Hi Kelly - you will be paying tax (by your calculations) on €10592, which at 41% would be approx. €4300. The fact that there is €208 between mortgage and taxable income is irrelevant.

I think there is a perception out there that you pay tax on the difference between mortgage payments and rental income if the rental income is higher (i.e you make a profit) and you don't pay tax if you make a loss. Unfortunately that is not the case.


----------



## dec1892

In relation to tax deductable expenses, is furniture bought for a rented property (eg tables & cars. sofa etc) written off one as one lump sum for that particular tax year, or is it accounted for under wear & tear over 8 years??

Cheers


----------



## Gervan

I'm with oldnick on this.
Your calculations are for full occupation, mortgage interest as is, no extra expenditure. USC would be 7% on the "profit" for one thing. You have to assume things will go wrong, or get harder, that's life now.
You might say you have "no option" but to move, but as someone who has lived in a stable for six months I know there is another option - make the best of what you have.
Nobody seems to understand the simple " can't afford it".


----------



## Keano99

you're also not taking account of the fact that you will have to pay for Mgt Fees, Insurance, PRTB, NPPR out of your own pocket.

PRTB Registration= 90
NPPR Tax = 200
Property Management Fees=1700
Insurance = 200 (estimate)

plus you will have to pay PRSI, Income Levy, USC i think on the Gross Rental Income.

So your annual outgoings would be (per your figures):
Mortgage 10,800
Tax 3,808
Expenses listed above 2,190
PRSI, IncomeLevy, USC ???


----------



## RMCF

I have recently moved to a new house, and rented out my 1st property, and although my figures would not be as big as the OPs, I would much preferred to have got a buyer than having to rent it out.

I can only see being a landlord as a costly business in the coming years.


----------



## Inspiron

Hi,
One other consideration is that NPPR (currently 200 Euro) is not allowable as an expenses against rental income.


----------



## dublin100

*Re furnature*

Hello, re furnature, this is to be deducted over 8 years.
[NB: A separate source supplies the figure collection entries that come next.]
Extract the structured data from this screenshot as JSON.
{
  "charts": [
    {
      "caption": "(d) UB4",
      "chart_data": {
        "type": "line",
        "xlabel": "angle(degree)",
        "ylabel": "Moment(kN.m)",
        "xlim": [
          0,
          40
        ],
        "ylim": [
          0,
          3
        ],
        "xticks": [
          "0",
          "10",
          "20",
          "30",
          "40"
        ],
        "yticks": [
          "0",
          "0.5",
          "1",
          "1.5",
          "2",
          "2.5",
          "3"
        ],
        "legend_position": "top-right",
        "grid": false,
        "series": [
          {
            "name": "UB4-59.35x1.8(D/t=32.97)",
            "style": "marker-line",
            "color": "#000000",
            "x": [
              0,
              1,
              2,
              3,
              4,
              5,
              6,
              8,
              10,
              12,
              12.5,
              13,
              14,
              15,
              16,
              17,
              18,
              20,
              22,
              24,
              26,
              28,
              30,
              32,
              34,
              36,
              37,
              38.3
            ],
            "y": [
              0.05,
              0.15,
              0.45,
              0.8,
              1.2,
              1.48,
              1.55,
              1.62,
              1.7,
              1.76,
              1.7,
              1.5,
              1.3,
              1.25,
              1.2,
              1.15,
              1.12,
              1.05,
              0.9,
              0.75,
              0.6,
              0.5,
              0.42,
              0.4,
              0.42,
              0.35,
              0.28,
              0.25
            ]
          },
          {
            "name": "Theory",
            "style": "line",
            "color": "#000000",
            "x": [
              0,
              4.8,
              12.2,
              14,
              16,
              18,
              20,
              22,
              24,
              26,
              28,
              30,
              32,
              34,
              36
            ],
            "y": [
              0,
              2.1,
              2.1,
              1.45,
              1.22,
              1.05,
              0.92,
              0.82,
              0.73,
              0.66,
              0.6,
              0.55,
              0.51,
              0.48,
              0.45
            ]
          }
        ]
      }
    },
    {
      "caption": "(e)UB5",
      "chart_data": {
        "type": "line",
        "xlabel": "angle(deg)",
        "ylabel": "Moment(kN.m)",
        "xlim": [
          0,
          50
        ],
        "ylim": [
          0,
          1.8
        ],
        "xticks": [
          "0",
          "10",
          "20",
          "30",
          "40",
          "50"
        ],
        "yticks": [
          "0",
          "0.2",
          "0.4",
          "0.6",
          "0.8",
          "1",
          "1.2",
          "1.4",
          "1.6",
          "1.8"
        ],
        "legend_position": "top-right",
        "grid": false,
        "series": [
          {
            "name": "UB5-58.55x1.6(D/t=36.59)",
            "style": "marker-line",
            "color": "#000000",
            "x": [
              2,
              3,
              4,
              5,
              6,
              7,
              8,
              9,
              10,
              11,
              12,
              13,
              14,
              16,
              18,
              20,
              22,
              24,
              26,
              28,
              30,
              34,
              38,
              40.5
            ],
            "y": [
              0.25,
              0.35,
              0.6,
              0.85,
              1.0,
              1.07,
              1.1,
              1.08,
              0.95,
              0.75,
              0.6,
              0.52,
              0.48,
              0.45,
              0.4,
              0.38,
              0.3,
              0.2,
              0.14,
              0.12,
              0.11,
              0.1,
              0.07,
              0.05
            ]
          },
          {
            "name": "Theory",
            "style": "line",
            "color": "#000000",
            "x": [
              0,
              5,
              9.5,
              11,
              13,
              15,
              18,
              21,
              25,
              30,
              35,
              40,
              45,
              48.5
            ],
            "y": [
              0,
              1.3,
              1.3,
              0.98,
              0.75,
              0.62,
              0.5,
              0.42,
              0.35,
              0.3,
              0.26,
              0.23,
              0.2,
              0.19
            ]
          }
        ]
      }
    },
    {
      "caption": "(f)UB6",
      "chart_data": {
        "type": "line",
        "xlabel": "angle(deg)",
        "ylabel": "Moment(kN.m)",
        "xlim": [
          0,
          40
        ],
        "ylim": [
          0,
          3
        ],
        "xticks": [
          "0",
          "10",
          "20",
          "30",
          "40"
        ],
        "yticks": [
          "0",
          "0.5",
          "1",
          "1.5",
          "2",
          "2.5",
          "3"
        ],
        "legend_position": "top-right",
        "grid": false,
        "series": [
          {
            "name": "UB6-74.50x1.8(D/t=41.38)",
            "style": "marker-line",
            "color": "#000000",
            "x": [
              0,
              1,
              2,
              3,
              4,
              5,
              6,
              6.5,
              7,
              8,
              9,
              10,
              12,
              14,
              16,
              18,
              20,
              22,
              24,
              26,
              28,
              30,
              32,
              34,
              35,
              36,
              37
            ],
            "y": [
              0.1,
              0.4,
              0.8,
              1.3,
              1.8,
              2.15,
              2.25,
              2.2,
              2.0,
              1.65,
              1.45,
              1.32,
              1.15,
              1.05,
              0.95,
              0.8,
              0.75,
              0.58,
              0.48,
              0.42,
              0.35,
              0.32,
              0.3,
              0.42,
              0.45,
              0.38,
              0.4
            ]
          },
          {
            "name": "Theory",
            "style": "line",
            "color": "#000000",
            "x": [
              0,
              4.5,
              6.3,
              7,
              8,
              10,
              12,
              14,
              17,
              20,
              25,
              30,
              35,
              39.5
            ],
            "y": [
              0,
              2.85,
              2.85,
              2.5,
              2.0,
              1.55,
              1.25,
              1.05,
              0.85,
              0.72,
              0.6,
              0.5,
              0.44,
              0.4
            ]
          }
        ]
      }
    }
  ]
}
The money to be deducted is the resale value and not what you bought it for. You can of course set an ambitous resale value


----------



## RedMonkey

*Calculator*

I have made an attempt to put together a Rental Income Cost Calculator for anybody, like me, who is trying to work out the true cost of renting out your apartment. 

I have used the figures given above and done some investigation on the Revenue site to fill in some gaps. It is a first attempt and in the spirit of open source I encourage anyone to review and correct any mistakes I may have made.

I cannot attach a file to the post so PM me if you would like a copy.


----------



## Bronte

Kelly the wear and tear looks very low.


----------



## pAnTs

Hi could I have a copy of the calculator please? thanks


----------



## AdlerAMT

Could I have the calculator as well? Thank you.


----------



## anntionette

hi i would love a copy but i cant PM you for some reason, thanks!


----------



## bibiphoque

*calculator*

Hi RedMonkey, I would love to have a look at your calculator. Where can I get it?


----------